Während der Corona-Lockdowns erkannten sie – wie viele andere auch –, dass man sein Unternehmen nicht von zu Hause aus leiten muss. Warum sollte man nicht von der Mobilität und Flexibilität bei der Arbeit profitieren? Die Kultur der digitalen Nomaden gefällt der Familie Elvang sehr gut.

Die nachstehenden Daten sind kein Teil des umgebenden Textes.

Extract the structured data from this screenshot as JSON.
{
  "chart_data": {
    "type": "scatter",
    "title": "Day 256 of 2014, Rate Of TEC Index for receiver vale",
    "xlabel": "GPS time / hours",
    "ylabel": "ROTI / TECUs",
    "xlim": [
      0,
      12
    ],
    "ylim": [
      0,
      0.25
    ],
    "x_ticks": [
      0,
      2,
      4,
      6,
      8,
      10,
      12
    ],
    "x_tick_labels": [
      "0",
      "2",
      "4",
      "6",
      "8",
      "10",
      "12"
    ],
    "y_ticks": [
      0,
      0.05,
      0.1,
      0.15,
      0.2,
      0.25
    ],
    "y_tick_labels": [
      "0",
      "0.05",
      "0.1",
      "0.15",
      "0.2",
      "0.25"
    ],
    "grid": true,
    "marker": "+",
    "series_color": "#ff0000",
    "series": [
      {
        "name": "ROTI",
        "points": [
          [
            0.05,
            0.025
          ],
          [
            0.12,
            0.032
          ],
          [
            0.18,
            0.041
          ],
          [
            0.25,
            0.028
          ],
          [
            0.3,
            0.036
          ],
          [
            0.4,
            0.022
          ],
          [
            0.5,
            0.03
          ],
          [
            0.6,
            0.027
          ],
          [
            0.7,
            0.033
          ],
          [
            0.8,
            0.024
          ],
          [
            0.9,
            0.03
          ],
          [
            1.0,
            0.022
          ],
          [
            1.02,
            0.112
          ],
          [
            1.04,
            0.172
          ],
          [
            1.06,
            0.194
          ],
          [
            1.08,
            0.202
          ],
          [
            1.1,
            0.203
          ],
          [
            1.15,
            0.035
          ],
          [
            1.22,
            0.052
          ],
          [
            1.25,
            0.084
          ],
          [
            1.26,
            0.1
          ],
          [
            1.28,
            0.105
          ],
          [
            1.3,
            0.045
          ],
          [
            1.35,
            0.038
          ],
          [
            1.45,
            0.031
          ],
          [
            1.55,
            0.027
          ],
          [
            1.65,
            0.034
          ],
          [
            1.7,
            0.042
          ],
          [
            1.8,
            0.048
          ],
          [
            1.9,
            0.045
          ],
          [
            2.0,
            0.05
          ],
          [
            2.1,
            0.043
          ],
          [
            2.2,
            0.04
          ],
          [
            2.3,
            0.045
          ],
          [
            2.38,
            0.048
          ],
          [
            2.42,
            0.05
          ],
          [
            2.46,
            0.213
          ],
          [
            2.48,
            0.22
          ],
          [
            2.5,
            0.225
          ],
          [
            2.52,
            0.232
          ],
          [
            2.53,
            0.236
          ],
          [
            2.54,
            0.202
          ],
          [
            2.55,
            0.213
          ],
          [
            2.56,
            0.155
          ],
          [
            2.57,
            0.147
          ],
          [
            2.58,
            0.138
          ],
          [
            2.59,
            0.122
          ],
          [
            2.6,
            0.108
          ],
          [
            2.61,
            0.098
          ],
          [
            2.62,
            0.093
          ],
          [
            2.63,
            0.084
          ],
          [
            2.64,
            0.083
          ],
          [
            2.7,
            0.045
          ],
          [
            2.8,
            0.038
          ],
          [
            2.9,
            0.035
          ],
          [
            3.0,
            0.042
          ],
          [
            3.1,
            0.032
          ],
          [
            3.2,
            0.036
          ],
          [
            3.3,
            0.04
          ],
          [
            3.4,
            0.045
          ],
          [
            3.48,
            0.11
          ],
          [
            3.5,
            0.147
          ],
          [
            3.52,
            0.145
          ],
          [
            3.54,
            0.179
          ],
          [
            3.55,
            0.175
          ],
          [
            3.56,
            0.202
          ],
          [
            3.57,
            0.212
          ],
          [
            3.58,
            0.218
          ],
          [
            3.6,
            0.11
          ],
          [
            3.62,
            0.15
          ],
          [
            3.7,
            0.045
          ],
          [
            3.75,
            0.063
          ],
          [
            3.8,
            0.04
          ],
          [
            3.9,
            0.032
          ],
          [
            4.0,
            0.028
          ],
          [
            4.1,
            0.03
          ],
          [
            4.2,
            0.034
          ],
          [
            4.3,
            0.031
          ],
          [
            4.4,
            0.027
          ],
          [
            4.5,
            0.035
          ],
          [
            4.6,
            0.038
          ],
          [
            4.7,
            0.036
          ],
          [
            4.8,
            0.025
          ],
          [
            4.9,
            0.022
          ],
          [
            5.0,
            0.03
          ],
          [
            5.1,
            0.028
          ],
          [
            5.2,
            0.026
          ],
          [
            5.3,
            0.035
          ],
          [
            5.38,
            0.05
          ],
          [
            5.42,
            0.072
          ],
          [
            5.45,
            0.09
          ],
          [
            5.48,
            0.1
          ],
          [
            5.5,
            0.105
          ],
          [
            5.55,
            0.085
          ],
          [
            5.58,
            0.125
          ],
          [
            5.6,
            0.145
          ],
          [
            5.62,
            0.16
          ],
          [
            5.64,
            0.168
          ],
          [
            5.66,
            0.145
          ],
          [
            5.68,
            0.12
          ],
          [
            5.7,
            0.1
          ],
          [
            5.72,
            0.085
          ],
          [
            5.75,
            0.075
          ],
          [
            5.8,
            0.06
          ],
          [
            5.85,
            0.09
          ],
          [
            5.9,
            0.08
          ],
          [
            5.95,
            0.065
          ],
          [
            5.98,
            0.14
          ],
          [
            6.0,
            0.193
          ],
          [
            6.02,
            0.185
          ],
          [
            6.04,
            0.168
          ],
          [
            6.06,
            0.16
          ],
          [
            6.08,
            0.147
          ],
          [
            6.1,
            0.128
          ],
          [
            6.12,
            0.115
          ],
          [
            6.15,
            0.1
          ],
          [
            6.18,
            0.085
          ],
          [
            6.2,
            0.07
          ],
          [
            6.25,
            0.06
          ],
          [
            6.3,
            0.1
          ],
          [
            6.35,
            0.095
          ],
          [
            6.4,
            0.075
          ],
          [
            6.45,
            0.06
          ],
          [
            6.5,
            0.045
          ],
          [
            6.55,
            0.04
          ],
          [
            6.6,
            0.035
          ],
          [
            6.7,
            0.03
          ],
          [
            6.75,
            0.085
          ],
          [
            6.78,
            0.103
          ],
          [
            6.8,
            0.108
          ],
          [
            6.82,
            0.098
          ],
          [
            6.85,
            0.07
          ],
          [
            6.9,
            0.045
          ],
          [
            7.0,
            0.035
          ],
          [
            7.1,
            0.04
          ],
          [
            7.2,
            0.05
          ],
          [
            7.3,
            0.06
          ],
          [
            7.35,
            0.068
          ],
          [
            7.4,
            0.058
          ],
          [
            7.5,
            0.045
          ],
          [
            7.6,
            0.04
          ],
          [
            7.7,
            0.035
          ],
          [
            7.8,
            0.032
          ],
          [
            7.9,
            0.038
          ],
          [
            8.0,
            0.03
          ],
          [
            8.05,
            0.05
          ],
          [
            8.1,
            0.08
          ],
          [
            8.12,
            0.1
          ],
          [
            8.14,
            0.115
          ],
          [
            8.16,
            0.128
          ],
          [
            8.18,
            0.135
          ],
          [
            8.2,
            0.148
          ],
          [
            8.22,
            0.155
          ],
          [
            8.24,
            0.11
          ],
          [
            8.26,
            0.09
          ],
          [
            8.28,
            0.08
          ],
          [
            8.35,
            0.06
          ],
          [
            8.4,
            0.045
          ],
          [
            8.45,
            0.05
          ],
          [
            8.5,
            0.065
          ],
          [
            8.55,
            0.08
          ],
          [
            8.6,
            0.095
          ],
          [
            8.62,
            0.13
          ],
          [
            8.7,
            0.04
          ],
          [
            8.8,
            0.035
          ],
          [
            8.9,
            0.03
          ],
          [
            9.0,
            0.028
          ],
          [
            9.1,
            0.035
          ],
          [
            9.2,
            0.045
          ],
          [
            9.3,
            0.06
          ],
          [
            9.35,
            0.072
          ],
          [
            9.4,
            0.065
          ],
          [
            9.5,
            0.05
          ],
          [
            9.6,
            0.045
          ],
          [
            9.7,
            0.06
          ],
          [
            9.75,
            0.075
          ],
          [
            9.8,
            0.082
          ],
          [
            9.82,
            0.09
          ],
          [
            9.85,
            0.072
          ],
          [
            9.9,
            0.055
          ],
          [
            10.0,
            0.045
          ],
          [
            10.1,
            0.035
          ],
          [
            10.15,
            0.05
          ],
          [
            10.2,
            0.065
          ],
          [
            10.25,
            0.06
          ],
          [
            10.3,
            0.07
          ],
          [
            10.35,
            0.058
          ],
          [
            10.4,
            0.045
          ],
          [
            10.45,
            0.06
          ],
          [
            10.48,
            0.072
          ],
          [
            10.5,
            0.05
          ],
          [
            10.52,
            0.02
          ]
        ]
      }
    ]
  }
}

„Wir müssen nicht täglich im selben Büro sitzen. Daher entschieden wir uns, ein Jahr Auszeit zu nehmen, ein Haus in der Nähe von Palma zu mieten, die Kinder auf eine britische Schule zu schicken und von Mallorca aus zu arbeiten. An einigen Tagen sitzen wir in einem lokalen Café und arbeiten – oft gemeinsam mit anderen Dänen, die hier leben – was eine willkommene Abwechslung ist. Gleichzeitig erhalten unsere Kinder eine globale Perspektive", erklären die beiden. Im Sommer geht es wieder zurück nach Dänemark. Dann geht das Jahr in Mallorca zu Ende und neue Projekte warten auf ihre Umsetzung. Das Paar möchte sie noch nicht enthüllen, aber eines bleibt sicher, dass nämlich Elvang mit einem reinen Gewissen arbeitet.
___________
Tina und Lasse Elvang, 49 und 53 Jahre, haben zwei Töchter mit 17 und 11 Jahren und einen 14-jährigen Sohn. Ihr Lebensmittelpunkt ist Sorø, sie haben sich aber ein Jahr Auszeit genommen, das sie in Palma, Mallorca, verbringen, von wo aus sie ihr Geschäft führen. Elvang hat aktuell Vertriebsmitarbeiter in mehreren Ländern, exportiert in mehr als 25 Länder und erzielt einen Umsatz in Millionenhöhe. 85 % des Umsatzes werden in den skandinavischen Ländern und Deutschland erwirtschaftet, aber auch der US-Markt wird immer bedeutender.
 
___________
Alpaka-Wolle wird oft als stärker als Mohair, feiner als Kaschmir, glatter als Seide, weicher als Baumwolle, wärmer als Gänsedaunen beschrieben und reguliert zudem die Körperwärme besser als Thermo-Strickgewebe. Aufgrund seiner Qualität wird Alpakawolle als eine der luxuriösesten Naturfasern der Welt betrachtet. Alpakafasern sind fein und dünn, aber gleichzeitig stärker als gewöhnliche Wolle. Außerdem sind die Fasern weich, daher bilden sich kaum Fusseln. Das bedeutet, dass die Produkte länger wie neu aussehen. Das Alpaka lebt vor allem in den Anden von Peru unter harschen klimatischen Bedingungen. Die Temperaturen können innerhalb von 24 Stunden bis zu 50 Grad schwanken. Die Wolle der Alpakas ermöglicht es ihnen, diese großen Temperaturunterschiede zu überstehen. Die Geschichte des Alpakas lässt sich mehr als 6000 Jahre zurückverfolgen, noch lange vor das Inka-Reich.
 
___________
Die Produkte von Elvang werden unter anderem aus recycelter Alpaka- und Schafwolle und Bio-Baumwolle hergestellt. Die Bio-Baumwolle wird nachhaltig in Portugal in einem Werk erzeugt, das GOTS-zertifiziert ist. GOTS bedeutet Global Organic Textile Standard und ist eine Garantie, dass die Produkte nach umweltverträglichen Standards und verantwortungsvoll hergestellt werden. Die Textilien von Elvang sind hypoallergen und enthalten keine schädlichen Chemikalien.

Artikel veröffentlicht in Liebhaverboligen, August 2022.